A ranger-qualified, former U.S. Army Infantry captain who served with the 10th Mountain Division, 4th Battalion, 31st Infantry Regiment (4-31) in Bosnia and Kuwait, Travis recalls a childhood spent enthralled by the Israeli fighter pilots who visited his parents; his father, a retired Air Force colonel, taught at the Air Command and Staff College at Maxwell Air Force Base in Montgomery, Ala. Later, while working the graveyard shift as a police officer in Lexington, Ky., Travis passed the time between calls listening to audio recordings on the history of the Middle East in his police cruiser. Increasingly drawn to academia, he shifted his trajectory and went on to complete a PhD in criminology and criminal justice at the University of Nebraska Omaha after living in Israel for two years.

Since his arrival on the Hill, he has been unstoppable.

Most recently he played a pioneering role, along with College of Liberal Arts Dean Andrea Talentino, in launching the Norwich University Peace and War Center, a campus institute with global ambitions.

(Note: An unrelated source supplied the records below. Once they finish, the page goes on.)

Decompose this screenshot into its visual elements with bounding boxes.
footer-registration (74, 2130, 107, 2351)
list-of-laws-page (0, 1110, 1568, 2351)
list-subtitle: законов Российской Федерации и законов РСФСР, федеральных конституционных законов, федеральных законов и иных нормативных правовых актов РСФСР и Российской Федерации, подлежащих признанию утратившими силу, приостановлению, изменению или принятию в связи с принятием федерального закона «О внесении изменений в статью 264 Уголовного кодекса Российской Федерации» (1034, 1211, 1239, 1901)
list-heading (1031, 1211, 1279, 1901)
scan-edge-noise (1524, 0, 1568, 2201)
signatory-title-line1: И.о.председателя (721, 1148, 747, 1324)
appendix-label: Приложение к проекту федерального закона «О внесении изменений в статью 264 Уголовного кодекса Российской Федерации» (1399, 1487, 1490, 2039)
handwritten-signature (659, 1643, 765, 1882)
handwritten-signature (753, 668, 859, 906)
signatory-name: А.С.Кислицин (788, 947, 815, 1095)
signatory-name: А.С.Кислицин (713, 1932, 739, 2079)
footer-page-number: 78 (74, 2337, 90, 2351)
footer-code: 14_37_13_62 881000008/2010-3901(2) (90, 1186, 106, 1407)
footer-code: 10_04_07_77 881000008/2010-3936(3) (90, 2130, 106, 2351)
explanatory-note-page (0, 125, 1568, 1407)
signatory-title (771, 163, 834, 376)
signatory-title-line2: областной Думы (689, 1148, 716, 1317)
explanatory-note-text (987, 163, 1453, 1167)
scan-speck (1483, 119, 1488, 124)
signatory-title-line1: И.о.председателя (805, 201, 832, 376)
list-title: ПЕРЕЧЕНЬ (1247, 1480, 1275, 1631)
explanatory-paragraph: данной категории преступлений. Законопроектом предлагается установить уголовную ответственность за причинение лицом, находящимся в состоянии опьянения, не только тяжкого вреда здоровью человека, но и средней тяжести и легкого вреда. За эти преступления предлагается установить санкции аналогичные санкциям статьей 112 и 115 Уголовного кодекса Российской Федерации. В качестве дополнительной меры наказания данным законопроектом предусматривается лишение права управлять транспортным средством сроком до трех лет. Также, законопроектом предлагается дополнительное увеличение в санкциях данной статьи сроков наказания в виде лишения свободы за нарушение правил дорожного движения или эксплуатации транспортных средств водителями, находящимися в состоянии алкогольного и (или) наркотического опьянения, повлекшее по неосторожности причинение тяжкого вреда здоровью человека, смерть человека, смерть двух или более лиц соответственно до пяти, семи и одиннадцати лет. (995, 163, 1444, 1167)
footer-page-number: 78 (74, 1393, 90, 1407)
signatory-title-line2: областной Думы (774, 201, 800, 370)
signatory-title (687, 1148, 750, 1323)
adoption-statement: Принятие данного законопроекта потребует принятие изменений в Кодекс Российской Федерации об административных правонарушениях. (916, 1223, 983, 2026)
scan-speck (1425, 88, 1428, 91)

In its second year, the center—deliberately named to emphasize the desired peaceful outcome of military intervention—aims to help students, researchers, and practitioners examine the dimensions of conflict and stability through an interdisciplinary lens.

“Similar centers tend to focus either on kinetic warfare, or on peace operations, but not both,” Travis says. “We want to emphasize the intersections of these events, with the goal of preparing present and future leaders to fully understand the lasting impacts of specific political and military decisions.”

The center is well on its way to fulfilling this vision—creating opportunities for students to meet and collaborate with high-level diplomats, top foreign military officials, and global experts on strategy. As part of an inaugural Field Study in Peace and Conflict, Travis and Canadian Fulbright Scholar David Last traveled to Israel and Palestine with six Norwich cadets, a Canadian Royal Military College cadet, and a Canadian NATO intern, to expose them to an immersive survey of the political, economic, social, and military roots of the conflict there. And last February, he tapped four cadets to help lead a NATO-sponsored conference on counterterrorism in Macedonia. Travis, who directed the conference, recalls how impressed the high-level dignitaries were with the Norwich undergraduates.

“You can’t teach this in the classroom,” Travis says. “And these students went abroad not to study, but to do a job. They were perceived as professionals, and in that sense it was truly sink or swim for them.” * – Jane Dunbar

* See the fall 2016 Record, page 46 in the Annual Report, for Kendall Manning ’16’s account of the NATO summit from the cadet perspective.